We’ll call this PA-10 but because of the ἐσ/εἰ alternation, we can’t really isolate distinguishers across the entire paradigm other than the full words themselves.
PA-10 | |||
---|---|---|---|
INF | εἶναι | ἐσ+ναι | sigma-drop and compensatory lengthening |
1SG | εἰμί | ἐσ+μι | sigma-drop and compensatory lengthening |
2SG | εἶ | ἐσ+σι | sigma-drop (twice) and compensatory lengthening |
3SG | ἐστί(ν) | ἐσ+τι | |
1PL | ἐσμέν | ἐσ+μεν | |
2PL | ἐστέ | ἐσ+τε | |
3PL | εἰσί(ν) | ἐσ+ντι | lenition of tau, sigma and nu drop with compensatory lengthening |
As always, I stress this is a historical explanation, not an explanation of what was going on in the minds of native Greek speakers nor the best way to initially learn the forms of the copula.
The μι/σι/τι/ντι pattern is fascinating, though; with its parallel to the middle μαι/σαι/ται/νται.
There are still, of course, open questions, like the relationship between these endings and those of the ω verbs that differ (not least of which -μι vs -ω itself!) Or the fact that our other μι verbs seemed to use a different vowel in the singular than the plural and there’s no sign of that in the copula. [EDIT: also as noted, ἐσσι as the original form is problematic; it was likely ἐσι in Proto-Greek.]
One earlier observation we can say a little bit more about now, though, is the alpha in the -ασι(ν) ending which previously seemed inexplicable.
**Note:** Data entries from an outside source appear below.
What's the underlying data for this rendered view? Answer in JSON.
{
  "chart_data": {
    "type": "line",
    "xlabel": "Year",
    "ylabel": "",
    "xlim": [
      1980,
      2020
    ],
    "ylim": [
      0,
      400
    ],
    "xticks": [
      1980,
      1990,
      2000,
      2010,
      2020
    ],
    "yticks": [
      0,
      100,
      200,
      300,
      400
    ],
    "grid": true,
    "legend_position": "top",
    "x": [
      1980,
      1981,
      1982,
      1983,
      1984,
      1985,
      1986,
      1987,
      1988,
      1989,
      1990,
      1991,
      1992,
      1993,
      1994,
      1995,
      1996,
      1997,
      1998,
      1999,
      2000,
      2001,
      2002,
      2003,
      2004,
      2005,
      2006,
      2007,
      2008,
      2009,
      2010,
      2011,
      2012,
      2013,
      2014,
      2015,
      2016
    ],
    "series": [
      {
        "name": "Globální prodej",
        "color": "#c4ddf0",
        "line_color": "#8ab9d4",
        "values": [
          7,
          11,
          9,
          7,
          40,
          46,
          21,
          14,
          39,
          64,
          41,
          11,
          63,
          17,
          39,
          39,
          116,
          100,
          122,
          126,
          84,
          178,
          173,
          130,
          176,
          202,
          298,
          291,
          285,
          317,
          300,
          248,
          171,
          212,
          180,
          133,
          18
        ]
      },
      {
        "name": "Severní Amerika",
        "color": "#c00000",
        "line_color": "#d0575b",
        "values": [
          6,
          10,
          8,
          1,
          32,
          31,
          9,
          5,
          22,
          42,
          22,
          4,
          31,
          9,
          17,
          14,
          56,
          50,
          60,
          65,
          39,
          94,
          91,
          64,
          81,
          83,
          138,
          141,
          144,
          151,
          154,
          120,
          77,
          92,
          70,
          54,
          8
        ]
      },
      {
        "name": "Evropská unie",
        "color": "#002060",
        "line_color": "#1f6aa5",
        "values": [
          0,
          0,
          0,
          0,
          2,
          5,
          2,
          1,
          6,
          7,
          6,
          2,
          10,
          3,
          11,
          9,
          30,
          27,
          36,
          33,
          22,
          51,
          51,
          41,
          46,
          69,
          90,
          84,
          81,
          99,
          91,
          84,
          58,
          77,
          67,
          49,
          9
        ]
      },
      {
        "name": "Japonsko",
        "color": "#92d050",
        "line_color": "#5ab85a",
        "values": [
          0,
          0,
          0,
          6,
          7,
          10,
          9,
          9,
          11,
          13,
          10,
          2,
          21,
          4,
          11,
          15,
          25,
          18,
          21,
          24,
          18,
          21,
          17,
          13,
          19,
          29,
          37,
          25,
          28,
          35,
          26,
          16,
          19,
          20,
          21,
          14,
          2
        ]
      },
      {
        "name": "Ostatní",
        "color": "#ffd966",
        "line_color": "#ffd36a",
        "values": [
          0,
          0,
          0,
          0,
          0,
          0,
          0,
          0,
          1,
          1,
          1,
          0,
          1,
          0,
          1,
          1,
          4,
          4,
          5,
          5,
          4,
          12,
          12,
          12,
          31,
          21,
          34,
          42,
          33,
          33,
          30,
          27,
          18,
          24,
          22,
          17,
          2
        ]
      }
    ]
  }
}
As we shall see later on, when a ν can’t be pronounced in a particular context, it often became an α rather than just dropping out completely. Given we reconstruct an ν in the 3PL ending, this ν becoming an α rather than dropping out entirely explains -ασι(ν) (with no compensatory lengthening). Because the μι verbs (unlike the ω verbs) have a 3SG ending in σι(ν), keeping the α around was useful to discriminate between the singular and plural. In the case of the copula, though, the 3SG retained the τ so there was less reason to keep the old ν (pronounced as α) around and it could just drop out entirely.
We’ve now covered the major present infinitive and indicative paradigms. In the next few posts in this series we’re going to step back a little and talk about the relationship between paradigms, the notion of lemmas and citation forms, some more about cell filling and class inference, and some statistics about the frequency of these different paradigms we’ve looked at. Then we’ll move beyond the present and look at a whole new set of paradigms!